Gleichzeitig gibt es zahlreiche Stimmen, die zur Vorsicht mahnen und gute Gründe, llms.txt nicht vorschnell zu implementieren:

  1. Geringe Verbreitung: Bisher nutzen weniger als 0,005 % aller Websites weltweit die Datei. Von einem Standard kann also noch gar keine Rede sein.
  2. Fehlende Unterstützung durch große Anbieter: Google selbst hat klargestellt, dass llms.txt derzeit von keinem der großen LLM-Anbieter verwendet wird. John Mueller verglich die Datei mit dem alten Meta-Keywords-Tag, einem Element, das wegen massiven Missbrauchs durch Seitenbetreiber und SEOs vollständig ignoriert wird.
  3. Missbrauchsgefahr: Theoretisch könnten Website-Betreiber andere Inhalte in llms.txt verlinken als jene, die für Nutzer oder Suchmaschinen sichtbar sind, ein potenzielles Cloaking-Risiko.
  4. Kein belegbarer SEO-Vorteil: Aktuell gibt es keine Hinweise darauf, dass die Datei in irgendeiner Weise das Ranking oder die Sichtbarkeit verbessert. Auch LLM-gestützte Antwortsysteme nutzen sie offenbar kaum bis gar nicht.
  5. Wartungsaufwand ohne klaren Nutzen: Wer viele Seiten hat, muss die llms.txt regelmäßig aktualisieren.

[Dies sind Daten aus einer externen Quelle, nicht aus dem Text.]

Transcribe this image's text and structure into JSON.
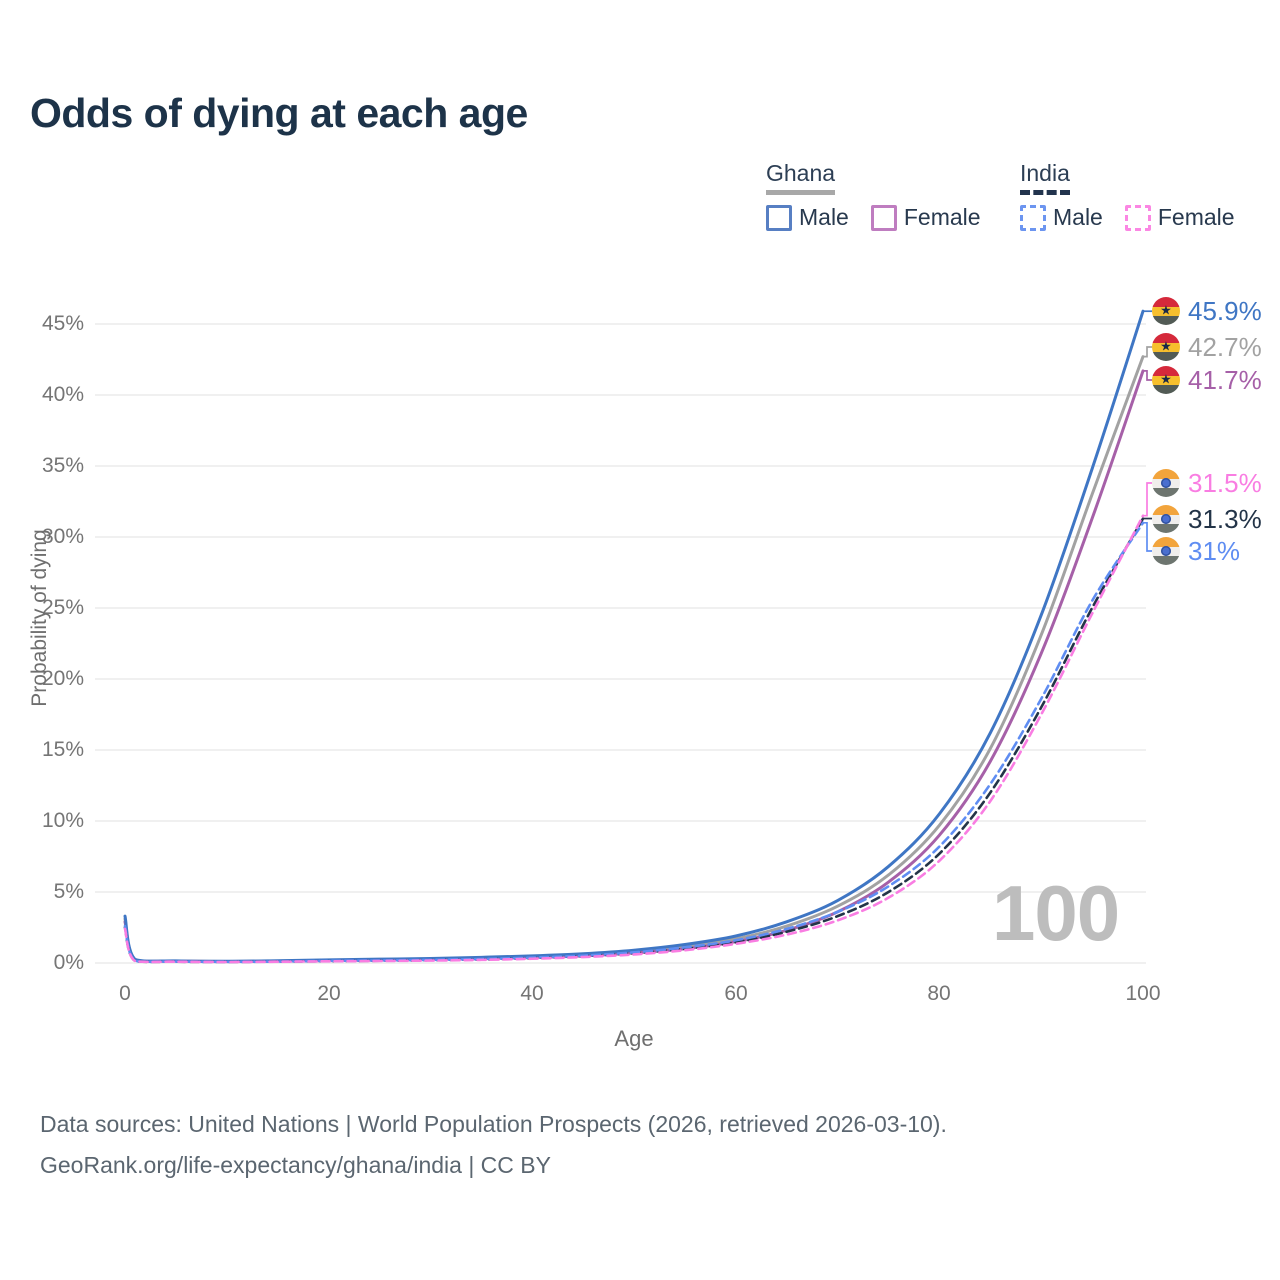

Ohne erkennbare Wirkung lohnt sich dieser Aufwand kaum.

Was sagen Google, OpenAI und andere?

Google lehnt llms.txt derzeit als nicht zielführend ab. Auch OpenAI hat sich bisher nicht offiziell dazu bekannt, obwohl in Logfiles Hinweise auf Crawling durch den OAI-SearchBot zu finden sind.

Yoast hat den Vorschlag dennoch aufgenommen und bietet in seinem weit verbreiteten SEO-Plugin eine automatische Generierung an. Einige kleinere Anbieter experimentieren ebenfalls mit dem Format, aber von einem echten Ökosystem ist man weit entfernt.

Zudem empfiehlt Google, llms.txt auf „noindex“ zu setzen, damit sie nicht in den Suchergebnissen erscheint. Das macht deutlich: Auch aus Googles Sicht ist die Datei kein Rankingfaktor, sondern eine rein technische Ergänzung mit unklarem Nutzen.

Sollte man llms.txt jetzt einsetzen?

Die Antwort hängt stark von der jeweiligen Website ab. Eine pauschale Empfehlung ist wie immer (noch) nicht möglich. Einige Szenarien:

  • Für experimentierfreudige Betreiber mit technischen Ressourcen und KI-bezogenem Traffic kann ein Testlauf sinnvoll sein. Dabei sollte man klar abgrenzen, was in die Datei aufgenommen wird, und die Wirkung über Logs oder Crawling-Statistiken überwachen.
  • Für klassische Unternehmenswebsites ohne LLM-Fokus oder mit starkem Fokus auf organische Sichtbarkeit über Google ergibt sich aktuell kein Nutzen. Hier sollte der Aufwand besser in bewährte Maßnahmen wie Content-Qualität, Core Web Vitals oder strukturierte Daten investiert werden.
  • Für Plattformen mit großem redaktionellen Angebot kann llms.txt ein zusätzlicher Layer sein, um besonders zitierfähige Inhalte in den Fokus zu rücken – sofern diese bereits optimal strukturiert und abrufbar sind.

llms.txt ist ein technisch interessanter, aber in der Praxis bislang weitgehend irrelevanter Vorschlag. Der Ursprung aus einem KI-nahen Unternehmen zeigt, dass wie so häufig beim Thema KI auch strategische und wirtschaftliche Interessen eine große Rolle spielen. Wer sich mit dem Thema beschäftigt, sollte das im Hinterkopf behalten und die Diskussion sachlich und faktenbasiert führen.

Aktuell besteht kein akuter Handlungsbedarf. Wer möchte, kann testen. Wer abwartet, bis sich neue Standards herausbilden, macht nichts falsch und spart sich ggf. unnötige Investitionen. Wichtig ist: Strukturierte, zitierfähige Inhalte, saubere Technik und klare Navigationspfade bleiben entscheidend, egal ob für Suchmaschinen oder Sprachmodelle.